O ADVERSÁRIO INVISÍVEL


À frente do Senhor, nos arredores de Sídon, quatro dos discípulos, após viagem longa por diferentes caminhos, a serviço da Boa Nova, relatavam os sucessos do dia, observados pelo Divino Amigo, em silêncio:
- Eu – dizia Pedro sob impressão forte -, surpreendido por quadro constrangedor. Impiedoso capataz batia, cruel, sobre o dorso nu de três mães escravas, cujos filhinhos choravam, estarrecidos. Um pensamento imperioso de auxílio dominou-me. Quis correr, sem detença, e, em nome da Boa Nova, socorrer aquelas mulheres desamparadas. Certo, não entraria em luta corporal com o desalmado fiscal de serviço, mas poderia, com a súplica, ajudá-lo a raciocinar. Quantas vezes, um simples pedido que nasce do coração aplaca o furor da ira?
O apostolo fixou um gesto significativo e acentuou:
- No entanto, tive receio de entrar na questão, que me pareceu intrincada...Que diria o perverso disciplinador? Minha intromissão poderia criar dificuldades até mesmo para nós...
Silenciando Pedro, falou Tiago, filho de Zebedeu:
- No trilho de vinda para cá, fui interpelado por jovem mulher com uma criança ao colo. Arrastava-se quase, deixando perceber profundo abatimento... Pediu-me socorro em voz pungente e, francamente, muito me condoí da infeliz, que se declarava infortunada viúva dum vinhateiro. Sem dúvida, era dolorosa a posição em que se colocara e, num movimento instintivo de solidariedade, ia oferecer-lhe o braço amigo e fraterno, para que se apoiasse; mas, recordei, de súbito, que não longe dali estava uma colônia de trabalho ativo...
O companheiro interrompeu-se, um tanto desapontado, e prosseguiu:
- E se alguém me visse em companhia de semelhante mulher? Poderiam dizer que ensino os princípios da Boa Nova e, ao mesmo tempo, sou motivo de escândalo. A opinião do mundo é descaridosa...

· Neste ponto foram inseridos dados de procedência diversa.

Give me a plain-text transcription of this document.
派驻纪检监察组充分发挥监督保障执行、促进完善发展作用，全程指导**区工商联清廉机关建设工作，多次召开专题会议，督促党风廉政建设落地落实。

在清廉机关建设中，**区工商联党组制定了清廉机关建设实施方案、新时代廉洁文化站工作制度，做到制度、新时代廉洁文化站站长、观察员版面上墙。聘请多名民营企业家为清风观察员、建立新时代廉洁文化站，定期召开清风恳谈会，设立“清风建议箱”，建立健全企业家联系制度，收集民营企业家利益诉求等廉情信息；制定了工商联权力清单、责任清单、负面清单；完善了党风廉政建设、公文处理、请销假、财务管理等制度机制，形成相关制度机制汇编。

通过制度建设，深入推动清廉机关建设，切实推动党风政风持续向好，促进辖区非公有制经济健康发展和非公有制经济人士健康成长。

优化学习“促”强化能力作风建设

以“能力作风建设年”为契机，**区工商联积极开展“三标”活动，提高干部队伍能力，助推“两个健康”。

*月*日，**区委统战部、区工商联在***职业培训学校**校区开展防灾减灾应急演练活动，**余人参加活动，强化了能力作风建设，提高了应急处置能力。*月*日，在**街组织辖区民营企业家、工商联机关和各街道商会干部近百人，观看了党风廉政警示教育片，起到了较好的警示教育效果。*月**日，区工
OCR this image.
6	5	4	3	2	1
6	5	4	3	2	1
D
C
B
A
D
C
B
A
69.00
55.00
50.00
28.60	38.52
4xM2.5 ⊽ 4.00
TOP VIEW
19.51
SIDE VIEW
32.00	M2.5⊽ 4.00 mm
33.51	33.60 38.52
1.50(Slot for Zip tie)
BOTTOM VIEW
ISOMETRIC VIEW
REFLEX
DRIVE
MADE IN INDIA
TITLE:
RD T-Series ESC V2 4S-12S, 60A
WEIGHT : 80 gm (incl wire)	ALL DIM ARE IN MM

Outro aprendiz adiantou-se.
Era Bartolomeu, que contou, espantadiço:
- Em minha jornada para cá, não me faltou desejo à sementeira do bem. Todavia, que querem? Apenas lobriguei conhecido ladrão. Vi-o a gemer sob duas figueiras farfalhudas, durante longos minutos, no transcurso dos quais me inclinei a prestar-lhe assistência rápida... Pareceu-me ferido no peito, em razão do sangue e porejar-lhe da túnica; mas tive receio de inesperada incursão das autoridades pelo sítio e fugi... Se me pilhassem, ao lado dele, que seria de mim?
Calando-se Bartolomeu, falou Filipe:
- Comigo, os acontecimentos foram diversos... Quase ao chegar a Sídon, fui cercado por uma assembléia de trinta pessoas, rogando conselhos sobre a senda de perfeição. Desejavam ser instruídas quanto às novas idéias do Reino de Deus e dirigiam-se a mim, ansiosamente. Contemplavam-me, simples e confiantes; todavia, ponderei as minhas próprias imperfeições e senti escrúpulos... Vendo-me roído de tantos pecados e escabrosos defeitos, julguei mais prudente evitar a critica dos outros. A ironia é um chicote inconsciente. Por isso, emudeci e aqui estou.
Continuava Jesus silencioso, mas Simão Pedro caminhou para ele e indagou:
- Mestre, que dizes? Desejamos efetivamente praticar o bem, mas como agir dentro das normas de amor que nos traças, se nos achamos, em toda parte do mundo, rodados de inimigos?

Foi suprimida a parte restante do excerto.